Culled from M-GMAT word translation guide.
Is there any concise way of solving this problem?
Cos the solution given by M-gmat wasn't a CAT-wise solution, IMO. Twas quite long considering the nature of the question.
I'll appreciate with kudos any solution that didn't draw up a big table.
Official answer was given as 74.5. No options were given.
Culled from M-GMAT word translation guide.
Is there any concise way of solving this problem?
Cos the solution given by M-gmat wasn't a CAT-wise solution, IMO. Twas quite long considering the nature of the question.
I'll appreciate with kudos any solution that didn't draw up a big table.

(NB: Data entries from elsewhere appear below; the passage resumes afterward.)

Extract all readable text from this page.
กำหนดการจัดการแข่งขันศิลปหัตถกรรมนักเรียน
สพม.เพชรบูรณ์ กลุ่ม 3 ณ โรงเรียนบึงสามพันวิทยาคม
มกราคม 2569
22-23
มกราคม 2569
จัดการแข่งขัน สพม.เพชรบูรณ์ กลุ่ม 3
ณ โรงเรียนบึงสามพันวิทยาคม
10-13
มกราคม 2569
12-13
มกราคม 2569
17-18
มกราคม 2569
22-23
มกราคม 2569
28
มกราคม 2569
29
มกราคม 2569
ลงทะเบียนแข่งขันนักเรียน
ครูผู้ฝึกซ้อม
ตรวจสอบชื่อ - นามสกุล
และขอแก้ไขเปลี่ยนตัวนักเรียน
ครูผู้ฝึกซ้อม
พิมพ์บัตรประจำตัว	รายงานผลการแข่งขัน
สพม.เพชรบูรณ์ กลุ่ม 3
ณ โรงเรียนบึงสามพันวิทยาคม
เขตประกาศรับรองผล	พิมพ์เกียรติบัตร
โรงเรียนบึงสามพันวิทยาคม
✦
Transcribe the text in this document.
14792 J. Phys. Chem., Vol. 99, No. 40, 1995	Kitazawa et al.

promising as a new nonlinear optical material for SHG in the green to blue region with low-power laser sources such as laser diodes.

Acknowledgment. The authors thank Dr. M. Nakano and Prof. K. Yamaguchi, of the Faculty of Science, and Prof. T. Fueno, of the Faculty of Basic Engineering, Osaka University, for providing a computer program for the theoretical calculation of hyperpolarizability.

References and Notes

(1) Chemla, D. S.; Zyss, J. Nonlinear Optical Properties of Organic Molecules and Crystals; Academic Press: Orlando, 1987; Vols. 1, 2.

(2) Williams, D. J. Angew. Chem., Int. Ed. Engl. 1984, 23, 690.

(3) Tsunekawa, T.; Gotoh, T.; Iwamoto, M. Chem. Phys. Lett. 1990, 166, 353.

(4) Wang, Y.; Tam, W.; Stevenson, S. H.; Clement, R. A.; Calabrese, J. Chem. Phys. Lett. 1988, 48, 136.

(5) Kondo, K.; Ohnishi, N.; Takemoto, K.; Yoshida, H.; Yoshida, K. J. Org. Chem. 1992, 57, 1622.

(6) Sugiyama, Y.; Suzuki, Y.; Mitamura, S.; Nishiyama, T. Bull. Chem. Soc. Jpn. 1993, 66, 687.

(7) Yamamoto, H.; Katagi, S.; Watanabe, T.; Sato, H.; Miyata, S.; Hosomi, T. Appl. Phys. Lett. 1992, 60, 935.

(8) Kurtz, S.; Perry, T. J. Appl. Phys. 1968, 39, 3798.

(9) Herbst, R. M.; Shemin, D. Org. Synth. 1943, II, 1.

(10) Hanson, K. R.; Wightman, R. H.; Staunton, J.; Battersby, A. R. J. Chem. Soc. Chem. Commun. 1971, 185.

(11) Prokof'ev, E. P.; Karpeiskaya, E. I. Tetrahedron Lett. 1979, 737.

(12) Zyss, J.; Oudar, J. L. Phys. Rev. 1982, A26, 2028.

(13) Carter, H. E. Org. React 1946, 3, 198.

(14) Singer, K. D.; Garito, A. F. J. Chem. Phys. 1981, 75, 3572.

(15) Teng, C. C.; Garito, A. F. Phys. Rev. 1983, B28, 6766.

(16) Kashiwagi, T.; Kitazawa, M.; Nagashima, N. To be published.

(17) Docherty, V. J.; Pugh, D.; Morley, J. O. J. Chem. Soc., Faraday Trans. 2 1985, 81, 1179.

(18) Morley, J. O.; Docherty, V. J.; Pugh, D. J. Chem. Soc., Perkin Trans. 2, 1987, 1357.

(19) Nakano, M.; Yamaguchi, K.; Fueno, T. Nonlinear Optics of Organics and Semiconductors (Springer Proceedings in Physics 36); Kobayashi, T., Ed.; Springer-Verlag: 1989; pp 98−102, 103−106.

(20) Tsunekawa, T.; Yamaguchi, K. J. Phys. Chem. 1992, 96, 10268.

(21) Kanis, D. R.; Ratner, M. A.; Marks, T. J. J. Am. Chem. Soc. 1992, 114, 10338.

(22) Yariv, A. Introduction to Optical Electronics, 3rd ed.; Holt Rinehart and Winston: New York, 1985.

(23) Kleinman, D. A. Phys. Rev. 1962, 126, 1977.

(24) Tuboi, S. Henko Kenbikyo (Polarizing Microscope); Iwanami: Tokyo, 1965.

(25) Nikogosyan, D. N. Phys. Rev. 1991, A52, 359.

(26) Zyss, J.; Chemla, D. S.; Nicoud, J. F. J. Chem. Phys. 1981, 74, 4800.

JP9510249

Official answer was given as 74.5. No options were given.
All average speed questions are dealt in the same way.
\(Average Speed = \frac {Total distance} { Total Time taken}\)
Total distance = A to B + B to A+ A to B = S+S+S=3S
Total time = S/60 + S/80+S/90
Thus, \(Average speed = \frac{3S}{S/60 + S/80+S/90}\), after cancelling out the S from the Numerator and the Denominator, you are left with,
\(Average speed = \frac{30}{29/72} = \frac {30*72}{29}\), now realize that 30/29 is just >1 and thus the average speed = just more than 72 mph.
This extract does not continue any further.